• Ajin Madhavan

Why do humans find flowers beautiful?



We simply love flowers, perceive them beautiful, which makes them our favourite. However, our affection towards flowers did not simply evolve in a day. Imagine our ancestors, who were searching for the food in the forest, when some wildflower caught their eyes and they went behind it. Sounds strange, right? I think it had never happened in the past, as our primary goals were food and shelter. It seems that ancient civilizations might not have been so concerned with anniversaries and holidays. Nevertheless, they began cultivating flowers even thousands of years ago. Now everybody - every country and culture, love them. Flowers genuinely create happiness and awake our positive emotions. In our daily lives, we see them as symbol of love, greetings, gratitude, appreciation, and much more.

During the evolutionary process, flowers were becoming more and more capable to entice humans, along with the other pollinators. However, it is a matter of their existence and nature that gave them a number of adaptations to present themselves as the best thing on Earth. Delightful colors, symmetrical structure, soft texture and fragrance are some of the key features of flowers. Hence, in general, flowers adopted all kinds of ways to attract their pollinators to ensure their survival, which makes them highly successful individuals. Certainly, humans are pollinators as well. Even though we are restricted when it comes to sensing the biggest part of the electromagnetic spectrum, we are still capable to recognize a broad array of colours in the visible spectrum. These colours make visual impact to urge their clients to go and check. It is like a welcome call: Hey you! Come visit me, I have what you need! In fact, flowers do not need to be stunningly beautiful, but the overall appearance, shape and the right combination of colours are necessary.


Regarding the human appreciation for flowers, there are a few arguments. Few experts say there could be some genes in common which may be the reason for the possible attraction. Some researchers argue that our attraction to them is purely societal and we love them because we are supposed to do so. However, the human brain gets an impression about a flower mainly through the visual impact along with other sensory features, which stimulate the exact sensory areas in our brain and generate happy hormones. Primarily, it is the striking colour, which immediately energize our senses. Therefore, these signals from the flower connect to the exact areas where the flower want them to, and it is highly successful to do so.

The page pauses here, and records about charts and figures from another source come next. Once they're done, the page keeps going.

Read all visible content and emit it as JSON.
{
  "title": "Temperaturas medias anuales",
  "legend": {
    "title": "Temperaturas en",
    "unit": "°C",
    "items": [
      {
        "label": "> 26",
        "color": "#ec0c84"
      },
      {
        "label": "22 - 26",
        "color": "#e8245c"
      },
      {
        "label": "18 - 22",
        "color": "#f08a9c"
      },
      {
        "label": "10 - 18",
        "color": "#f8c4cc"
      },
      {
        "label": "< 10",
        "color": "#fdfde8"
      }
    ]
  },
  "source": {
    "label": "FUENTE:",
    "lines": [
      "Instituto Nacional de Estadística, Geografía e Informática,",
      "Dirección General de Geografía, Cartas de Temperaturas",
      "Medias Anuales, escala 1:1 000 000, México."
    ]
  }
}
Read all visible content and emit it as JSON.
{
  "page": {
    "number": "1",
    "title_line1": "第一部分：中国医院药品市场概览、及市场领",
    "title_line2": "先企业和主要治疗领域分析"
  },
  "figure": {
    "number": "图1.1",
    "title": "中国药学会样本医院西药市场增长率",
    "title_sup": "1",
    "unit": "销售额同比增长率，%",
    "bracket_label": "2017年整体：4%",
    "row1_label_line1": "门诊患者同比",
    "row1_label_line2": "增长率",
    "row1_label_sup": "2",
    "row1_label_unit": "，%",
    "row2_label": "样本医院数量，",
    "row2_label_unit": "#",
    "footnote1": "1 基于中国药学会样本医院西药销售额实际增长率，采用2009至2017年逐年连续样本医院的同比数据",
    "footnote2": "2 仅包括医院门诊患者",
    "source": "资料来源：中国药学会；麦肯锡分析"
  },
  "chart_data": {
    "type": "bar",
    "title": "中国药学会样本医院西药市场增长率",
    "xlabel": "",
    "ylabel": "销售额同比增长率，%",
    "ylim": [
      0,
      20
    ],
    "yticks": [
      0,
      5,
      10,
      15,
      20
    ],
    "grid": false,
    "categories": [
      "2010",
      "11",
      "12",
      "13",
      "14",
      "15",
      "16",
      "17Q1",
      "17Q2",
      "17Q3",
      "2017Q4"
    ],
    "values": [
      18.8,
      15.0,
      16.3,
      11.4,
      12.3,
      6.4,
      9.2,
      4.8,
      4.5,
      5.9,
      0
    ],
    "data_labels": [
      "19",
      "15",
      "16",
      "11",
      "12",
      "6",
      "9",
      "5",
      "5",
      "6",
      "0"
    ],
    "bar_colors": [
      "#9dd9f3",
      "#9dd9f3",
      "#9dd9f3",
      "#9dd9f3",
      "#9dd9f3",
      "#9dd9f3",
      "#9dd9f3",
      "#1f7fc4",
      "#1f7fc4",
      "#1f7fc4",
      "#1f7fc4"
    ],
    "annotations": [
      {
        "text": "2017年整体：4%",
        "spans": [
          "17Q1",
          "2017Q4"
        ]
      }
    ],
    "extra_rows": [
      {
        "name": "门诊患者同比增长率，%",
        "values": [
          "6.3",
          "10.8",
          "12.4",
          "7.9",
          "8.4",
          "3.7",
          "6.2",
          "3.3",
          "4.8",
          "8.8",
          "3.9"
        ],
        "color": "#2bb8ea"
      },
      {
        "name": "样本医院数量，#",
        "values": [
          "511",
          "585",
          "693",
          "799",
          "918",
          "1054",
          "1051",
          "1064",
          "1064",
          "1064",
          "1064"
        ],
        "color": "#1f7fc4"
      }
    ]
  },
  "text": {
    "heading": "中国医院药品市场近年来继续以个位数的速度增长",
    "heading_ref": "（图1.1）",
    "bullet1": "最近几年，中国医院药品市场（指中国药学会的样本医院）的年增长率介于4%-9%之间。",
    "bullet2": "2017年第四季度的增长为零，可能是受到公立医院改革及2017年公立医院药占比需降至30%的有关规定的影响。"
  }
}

What actually happens, in reality, becomes more interesting and unreal if we dig deeper in this subject. How actually do the signals work without any connections? The impressive array of photoreceptors in our eyes is capable of receiving a broad range of wavelengths (visible spectra). When the light particle hits a set of atoms, part of the energy is absorbed by the electrons, who then release some part of the mentioned energy, while changing their energy levels. It is the reflected wavelengths, which we sense as colours. In general, these signals are tiny energy packets with different energy levels, which further interact with our receptors. There can be some similarities in fundamental particles between the flowers and photoreceptors, to make a specific colour. Do they have a quantum connection or an entanglement?



Quantum entanglement concept is one of the strangest aspects of quantum physics. Albert Einstein used to dislike the theory of quantum mechanism and call it “spooky action at a distance.” In quantum physics, entangled particles remain connected so that actions performed on one affect the other, even when they are separated by great distances. Interestingly, over the past few decades, physicists proved entanglement between the particles at a distance. Here, I will leave and let you think further. Yes, we are connected with nature through the invisible entanglement of fundamental particles, which is beyond our normal perception. All that we sense and feel certainly has a hidden meaning. In this same way we connect with the flowers, too.